Okay, Here's what I have:

package JEmail.util;

import java.awt.*;
import javax.swing.*;

public class ContentViewer extends JPanel
{
    public ContentViewer(){
        createAndShowGUI();
    }
    
    public void createAndShowGUI(){
        
        WindowComponents.vertSplitPane = new JSplitPane(JSplitPane.VERTICAL_SPLIT);
        WindowComponents.horiSplitPane = new JSplitPane(JSplitPane.HORIZONTAL_SPLIT);
        WindowComponents.files = new JTree();
        WindowComponents.tabs = new JTabbedPane();
        WindowComponents.display = new JPanel();
        WindowComponents.tabs.add(new InboxTab(), "Inbox");
        WindowComponents.tabs.add(new ContactsTab(), "Contacts");
        WindowComponents.tabs.add(new NotesTab(), "Notes");
        
        WindowComponents.vertSplitPane.setTopComponent(WindowComponents.tabs);
        WindowComponents.vertSplitPane.setBottomComponent(WindowComponents.display);
        WindowComponents.vertSplitPane.setDividerLocation(.5);
        WindowComponents.horiSplitPane.setLeftComponent(WindowComponents.files);
        WindowComponents.horiSplitPane.setRightComponent(WindowComponents.vertSplitPane);
                
        this.add(WindowComponents.horiSplitPane);
        
    }
}
package JEmail;
import JEmail.util.*;
import javax.swing.*;
import java.awt.*;
/**
 * Write a description of class JMail_Runner here.
 * 
 * @author (your name) 
 * @version (a version number or a date)
 */
public class JMail_Runner{

    private static final int PWIDTH = 600;
    private static final int PHEIGHT = 500;

    JFrame jMailWindow;
    JEmailMenuBar menuBar;
    ContentViewer content;
    FrameResizeHandler frh;
    
    Insets windowInsets;
    
    public JMail_Runner(){
        createAndShowGUI();
    }
    
    public void createAndShowGUI(){
        try{ // Set the L&F to match the System - will have option to change later.
            UIManager.setLookAndFeel(UIManager.getSystemLookAndFeelClassName());
        }catch(Exception e){
            e.printStackTrace();
        }

        jMailWindow = new JFrame("JEmail");
        jMailWindow.setPreferredSize(new Dimension(PWIDTH, PHEIGHT));
        jMailWindow.setLocation(150,100);
        jMailWindow.setSize(PWIDTH, PHEIGHT);
        
        Container pane = jMailWindow.getContentPane();
        pane.setLayout(new BorderLayout());
        
        menuBar = new JEmailMenuBar();
        content = new ContentViewer();
        
        // The MenuBar stretches fine... just not the content object
        pane.add(menuBar, BorderLayout.NORTH);
        pane.validate();
        pane.add(content, BorderLayout.CENTER);
        pane.validate();
        
        jMailWindow.setVisible(true);
    }
    
    public static void main(String[] args) {
        //Schedule a job for the event-dispatching thread:
        //creating and showing this application's GUI.
        javax.swing.SwingUtilities.invokeLater(new Runnable() {
            public void run() {
                new JMail_Runner();
            }
        });
    }
}

As per your post I did't find any ambiguity in your code.
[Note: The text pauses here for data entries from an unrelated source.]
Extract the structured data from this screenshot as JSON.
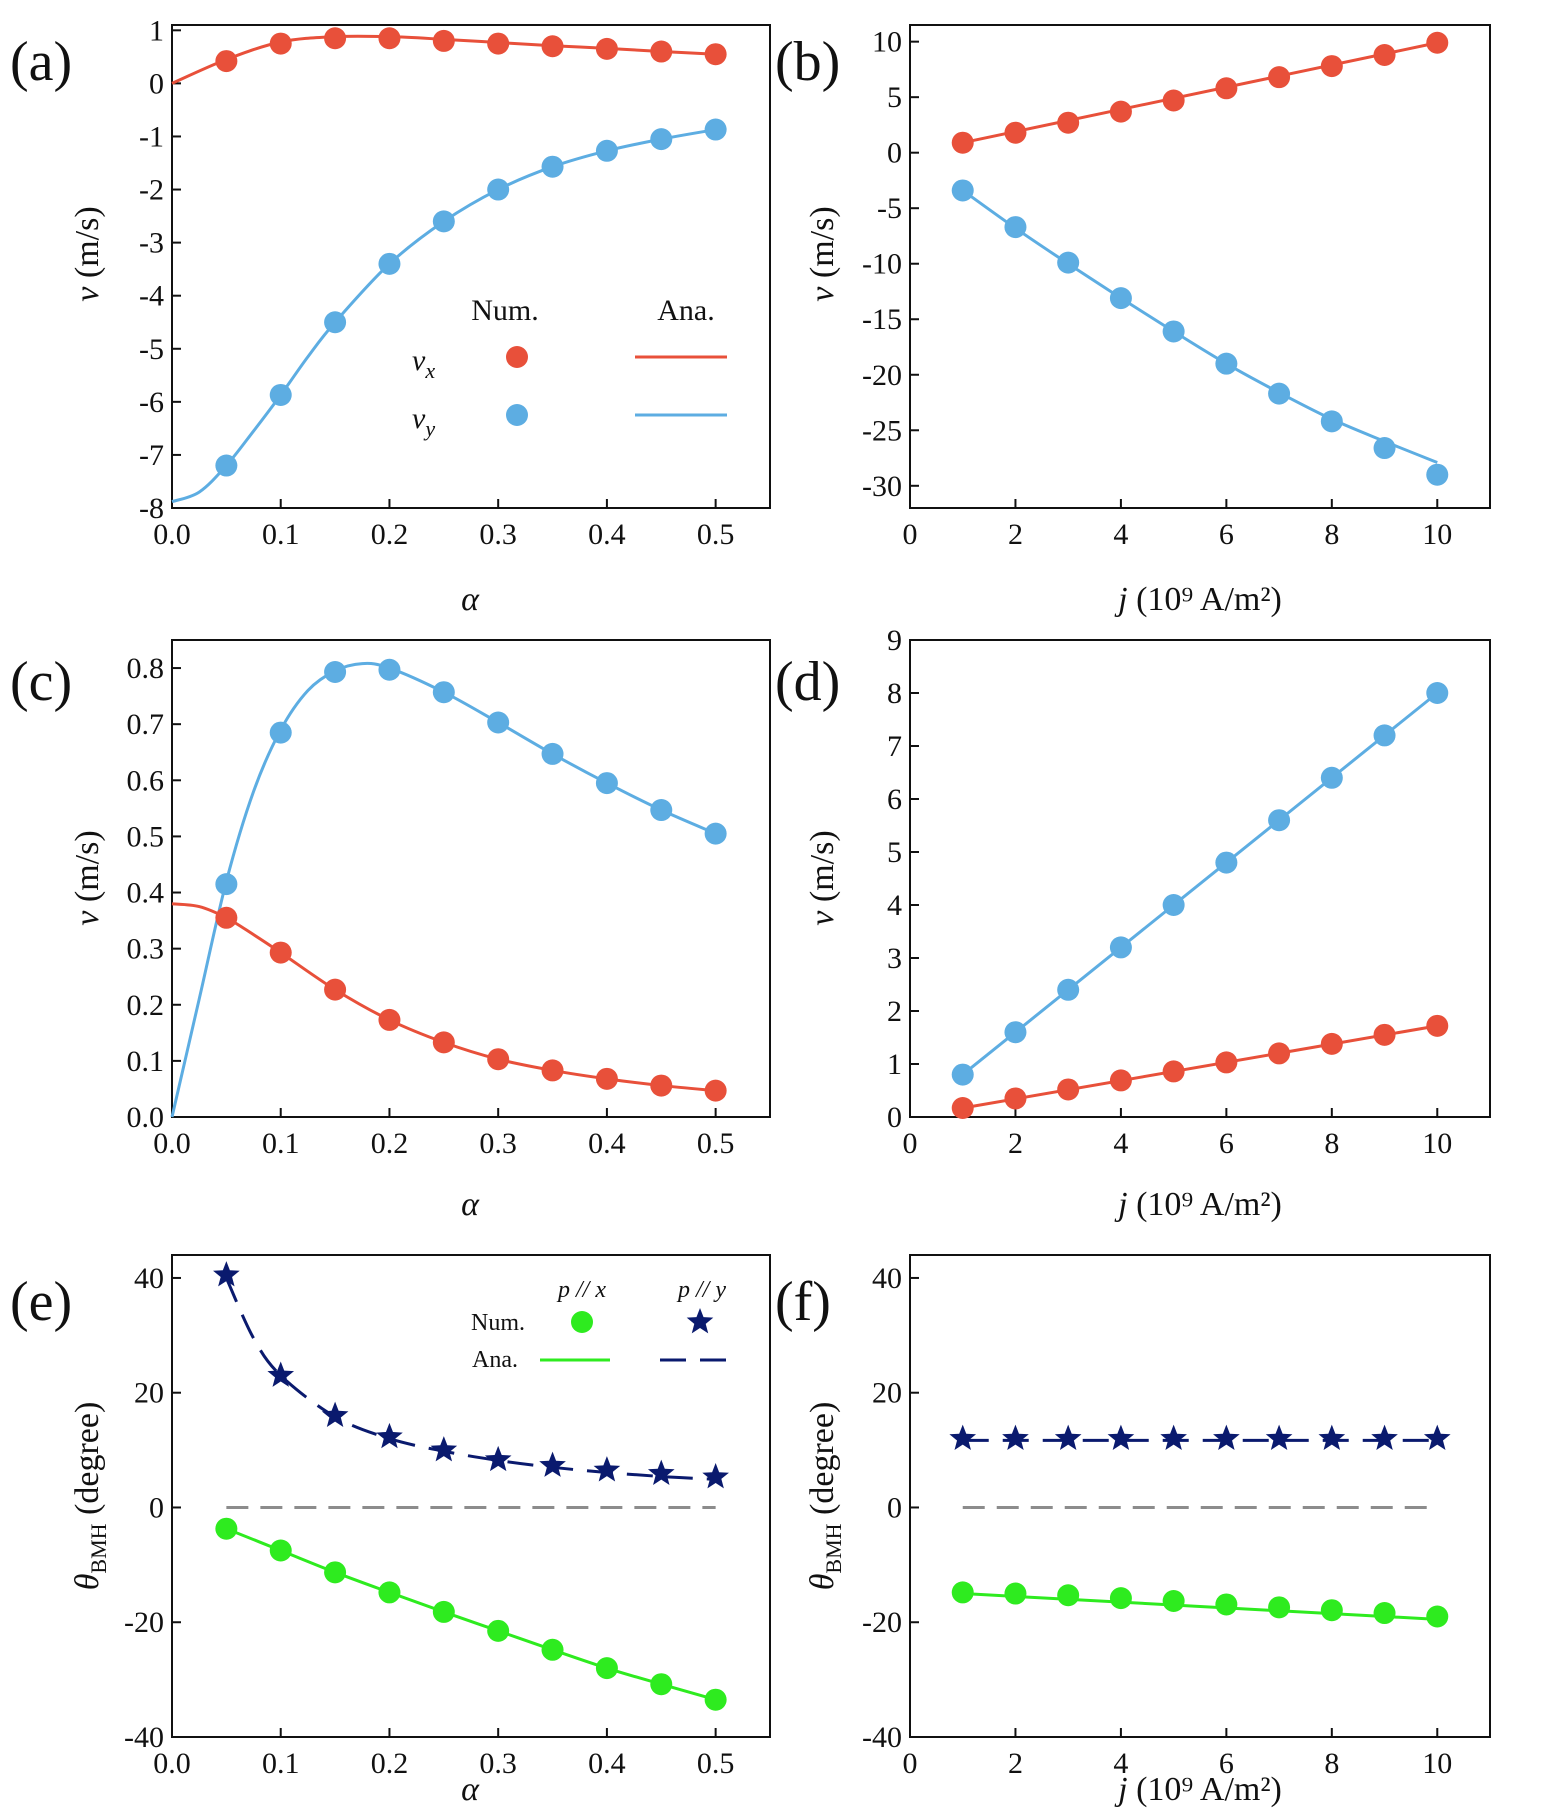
{
  "colors": {
    "red": "#E8503A",
    "blue": "#5DADE2",
    "green": "#2EEB1F",
    "navy": "#0A1A6E",
    "gray": "#8C8C8C"
  },
  "chart_data": [
    {
      "id": "a",
      "type": "line",
      "panel_label": "(a)",
      "xlabel": "α",
      "ylabel": "v (m/s)",
      "xlim": [
        0.0,
        0.55
      ],
      "ylim": [
        -8,
        1.1
      ],
      "xticks": [
        "0.0",
        "0.1",
        "0.2",
        "0.3",
        "0.4",
        "0.5"
      ],
      "yticks": [
        "1",
        "0",
        "-1",
        "-2",
        "-3",
        "-4",
        "-5",
        "-6",
        "-7",
        "-8"
      ],
      "legend": {
        "num_header": "Num.",
        "ana_header": "Ana.",
        "row1": "vx",
        "row2": "vy"
      },
      "series": [
        {
          "name": "vx",
          "color": "red",
          "points_x": [
            0.05,
            0.1,
            0.15,
            0.2,
            0.25,
            0.3,
            0.35,
            0.4,
            0.45,
            0.5
          ],
          "points_y": [
            0.42,
            0.75,
            0.85,
            0.85,
            0.8,
            0.75,
            0.7,
            0.65,
            0.6,
            0.55
          ],
          "line_x": [
            0,
            0.05,
            0.1,
            0.15,
            0.2,
            0.25,
            0.3,
            0.35,
            0.4,
            0.45,
            0.5
          ],
          "line_y": [
            0,
            0.45,
            0.78,
            0.88,
            0.88,
            0.83,
            0.77,
            0.71,
            0.66,
            0.6,
            0.55
          ]
        },
        {
          "name": "vy",
          "color": "blue",
          "points_x": [
            0.05,
            0.1,
            0.15,
            0.2,
            0.25,
            0.3,
            0.35,
            0.4,
            0.45,
            0.5
          ],
          "points_y": [
            -7.2,
            -5.87,
            -4.5,
            -3.4,
            -2.6,
            -2.0,
            -1.57,
            -1.27,
            -1.05,
            -0.87
          ],
          "line_x": [
            0,
            0.025,
            0.05,
            0.075,
            0.1,
            0.125,
            0.15,
            0.2,
            0.25,
            0.3,
            0.35,
            0.4,
            0.45,
            0.5
          ],
          "line_y": [
            -7.88,
            -7.7,
            -7.2,
            -6.55,
            -5.87,
            -5.15,
            -4.5,
            -3.4,
            -2.6,
            -2.0,
            -1.57,
            -1.27,
            -1.05,
            -0.87
          ]
        }
      ]
    },
    {
      "id": "b",
      "type": "line",
      "panel_label": "(b)",
      "xlabel": "j (10⁹ A/m²)",
      "ylabel": "v (m/s)",
      "xlim": [
        0,
        11
      ],
      "ylim": [
        -32,
        11.5
      ],
      "xticks": [
        "0",
        "2",
        "4",
        "6",
        "8",
        "10"
      ],
      "yticks": [
        "10",
        "5",
        "0",
        "-5",
        "-10",
        "-15",
        "-20",
        "-25",
        "-30"
      ],
      "series": [
        {
          "name": "vx",
          "color": "red",
          "points_x": [
            1,
            2,
            3,
            4,
            5,
            6,
            7,
            8,
            9,
            10
          ],
          "points_y": [
            0.9,
            1.8,
            2.7,
            3.7,
            4.7,
            5.8,
            6.8,
            7.8,
            8.8,
            9.9
          ],
          "line_x": [
            1,
            10
          ],
          "line_y": [
            0.9,
            9.9
          ]
        },
        {
          "name": "vy",
          "color": "blue",
          "points_x": [
            1,
            2,
            3,
            4,
            5,
            6,
            7,
            8,
            9,
            10
          ],
          "points_y": [
            -3.4,
            -6.7,
            -9.9,
            -13.1,
            -16.1,
            -19.0,
            -21.7,
            -24.2,
            -26.6,
            -29.0
          ],
          "line_x": [
            1,
            2,
            3,
            4,
            5,
            6,
            7,
            8,
            9,
            10
          ],
          "line_y": [
            -3.4,
            -6.8,
            -10.0,
            -13.1,
            -16.1,
            -19.0,
            -21.6,
            -24.0,
            -26.0,
            -27.9
          ]
        }
      ]
    },
    {
      "id": "c",
      "type": "line",
      "panel_label": "(c)",
      "xlabel": "α",
      "ylabel": "v (m/s)",
      "xlim": [
        0.0,
        0.55
      ],
      "ylim": [
        0.0,
        0.85
      ],
      "xticks": [
        "0.0",
        "0.1",
        "0.2",
        "0.3",
        "0.4",
        "0.5"
      ],
      "yticks": [
        "0.8",
        "0.7",
        "0.6",
        "0.5",
        "0.4",
        "0.3",
        "0.2",
        "0.1",
        "0.0"
      ],
      "series": [
        {
          "name": "vy",
          "color": "blue",
          "points_x": [
            0.05,
            0.1,
            0.15,
            0.2,
            0.25,
            0.3,
            0.35,
            0.4,
            0.45,
            0.5
          ],
          "points_y": [
            0.415,
            0.685,
            0.793,
            0.797,
            0.757,
            0.703,
            0.647,
            0.595,
            0.547,
            0.505
          ],
          "line_x": [
            0,
            0.025,
            0.05,
            0.075,
            0.1,
            0.125,
            0.15,
            0.175,
            0.2,
            0.25,
            0.3,
            0.35,
            0.4,
            0.45,
            0.5
          ],
          "line_y": [
            0,
            0.21,
            0.42,
            0.58,
            0.69,
            0.76,
            0.795,
            0.808,
            0.8,
            0.757,
            0.703,
            0.647,
            0.595,
            0.547,
            0.505
          ]
        },
        {
          "name": "vx",
          "color": "red",
          "points_x": [
            0.05,
            0.1,
            0.15,
            0.2,
            0.25,
            0.3,
            0.35,
            0.4,
            0.45,
            0.5
          ],
          "points_y": [
            0.355,
            0.293,
            0.227,
            0.173,
            0.133,
            0.103,
            0.083,
            0.068,
            0.056,
            0.047
          ],
          "line_x": [
            0,
            0.025,
            0.05,
            0.075,
            0.1,
            0.15,
            0.2,
            0.25,
            0.3,
            0.35,
            0.4,
            0.45,
            0.5
          ],
          "line_y": [
            0.38,
            0.375,
            0.355,
            0.325,
            0.293,
            0.227,
            0.173,
            0.133,
            0.103,
            0.083,
            0.068,
            0.056,
            0.047
          ]
        }
      ]
    },
    {
      "id": "d",
      "type": "line",
      "panel_label": "(d)",
      "xlabel": "j (10⁹ A/m²)",
      "ylabel": "v (m/s)",
      "xlim": [
        0,
        11
      ],
      "ylim": [
        0,
        9
      ],
      "xticks": [
        "0",
        "2",
        "4",
        "6",
        "8",
        "10"
      ],
      "yticks": [
        "9",
        "8",
        "7",
        "6",
        "5",
        "4",
        "3",
        "2",
        "1",
        "0"
      ],
      "series": [
        {
          "name": "vy",
          "color": "blue",
          "points_x": [
            1,
            2,
            3,
            4,
            5,
            6,
            7,
            8,
            9,
            10
          ],
          "points_y": [
            0.8,
            1.6,
            2.4,
            3.2,
            4.0,
            4.8,
            5.6,
            6.4,
            7.2,
            8.0
          ],
          "line_x": [
            1,
            10
          ],
          "line_y": [
            0.8,
            8.0
          ]
        },
        {
          "name": "vx",
          "color": "red",
          "points_x": [
            1,
            2,
            3,
            4,
            5,
            6,
            7,
            8,
            9,
            10
          ],
          "points_y": [
            0.17,
            0.35,
            0.52,
            0.69,
            0.86,
            1.03,
            1.2,
            1.38,
            1.55,
            1.72
          ],
          "line_x": [
            1,
            10
          ],
          "line_y": [
            0.17,
            1.72
          ]
        }
      ]
    },
    {
      "id": "e",
      "type": "line",
      "panel_label": "(e)",
      "xlabel": "α",
      "ylabel": "θBMH (degree)",
      "xlim": [
        0.0,
        0.55
      ],
      "ylim": [
        -40,
        44
      ],
      "xticks": [
        "0.0",
        "0.1",
        "0.2",
        "0.3",
        "0.4",
        "0.5"
      ],
      "yticks": [
        "40",
        "20",
        "0",
        "-20",
        "-40"
      ],
      "legend": {
        "col1": "p // x",
        "col2": "p // y",
        "row1": "Num.",
        "row2": "Ana."
      },
      "reference_line": {
        "y": 0,
        "x_from": 0.05,
        "x_to": 0.5
      },
      "series": [
        {
          "name": "p // y",
          "color": "navy",
          "marker": "star",
          "dashed": true,
          "points_x": [
            0.05,
            0.1,
            0.15,
            0.2,
            0.25,
            0.3,
            0.35,
            0.4,
            0.45,
            0.5
          ],
          "points_y": [
            40.5,
            23.0,
            16.0,
            12.3,
            10.0,
            8.3,
            7.3,
            6.5,
            5.9,
            5.3
          ],
          "line_x": [
            0.05,
            0.075,
            0.1,
            0.15,
            0.2,
            0.25,
            0.3,
            0.35,
            0.4,
            0.45,
            0.5
          ],
          "line_y": [
            40.0,
            29.5,
            23.0,
            15.8,
            12.0,
            9.8,
            8.2,
            7.0,
            6.1,
            5.4,
            4.9
          ]
        },
        {
          "name": "p // x",
          "color": "green",
          "marker": "circle",
          "dashed": false,
          "points_x": [
            0.05,
            0.1,
            0.15,
            0.2,
            0.25,
            0.3,
            0.35,
            0.4,
            0.45,
            0.5
          ],
          "points_y": [
            -3.7,
            -7.5,
            -11.3,
            -14.8,
            -18.2,
            -21.5,
            -24.8,
            -28.0,
            -30.8,
            -33.5
          ],
          "line_x": [
            0.05,
            0.1,
            0.15,
            0.2,
            0.25,
            0.3,
            0.35,
            0.4,
            0.45,
            0.5
          ],
          "line_y": [
            -3.7,
            -7.5,
            -11.3,
            -14.8,
            -18.2,
            -21.5,
            -24.8,
            -28.0,
            -30.8,
            -33.5
          ]
        }
      ]
    },
    {
      "id": "f",
      "type": "line",
      "panel_label": "(f)",
      "xlabel": "j (10⁹ A/m²)",
      "ylabel": "θBMH (degree)",
      "xlim": [
        0,
        11
      ],
      "ylim": [
        -40,
        44
      ],
      "xticks": [
        "0",
        "2",
        "4",
        "6",
        "8",
        "10"
      ],
      "yticks": [
        "40",
        "20",
        "0",
        "-20",
        "-40"
      ],
      "reference_line": {
        "y": 0,
        "x_from": 1,
        "x_to": 10
      },
      "series": [
        {
          "name": "p // y",
          "color": "navy",
          "marker": "star",
          "dashed": true,
          "points_x": [
            1,
            2,
            3,
            4,
            5,
            6,
            7,
            8,
            9,
            10
          ],
          "points_y": [
            12.0,
            12.0,
            12.0,
            12.0,
            12.0,
            12.0,
            12.0,
            12.0,
            12.0,
            12.0
          ],
          "line_x": [
            1,
            10
          ],
          "line_y": [
            11.7,
            11.7
          ]
        },
        {
          "name": "p // x",
          "color": "green",
          "marker": "circle",
          "dashed": false,
          "points_x": [
            1,
            2,
            3,
            4,
            5,
            6,
            7,
            8,
            9,
            10
          ],
          "points_y": [
            -14.8,
            -15.0,
            -15.3,
            -15.8,
            -16.3,
            -16.9,
            -17.4,
            -17.9,
            -18.4,
            -19.0
          ],
          "line_x": [
            1,
            10
          ],
          "line_y": [
            -15.0,
            -19.5
          ]
        }
      ]
    }
  ]
}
I have added JMenuBar and ContentView and some components into ContentView - There is no problem.

I am not sure about JEmailMenuBar class. If it is JMenuBar then use setJMenuBar method of JFrame.

huh. I tried it without the JEmailMenuBar (It has a JMenuBar and a JToolbar in it arranged with a GridBagLayout) and it still doesn't work for me....

Are there any methods that I'm forgetting to call, or something like that?

Ok, I changed my JEmailMenuBar to extend the JMenuBar class, ad added it through the setJMenuBar() method, but it didn't help the contentViever's sizing problems....

What is the current size of contentViever? Size of contentViever will be grows or shrink with frame.

contentViewer's size is the size of the Frame. however. the JSplitFrame has a size of (0,0)

If you want to change the size of any control use setPreferredSize() method.

Comments
Thanks for helping me out! That had been driving me crazy!!!

YAY! I got it, Thanks so much for your help =D It ended up that It was the placement of some static variables. I was trying it access them from another package and I think some how it was throwing it off somehow... the whole static thing is still kind of new to me O.o but very useful.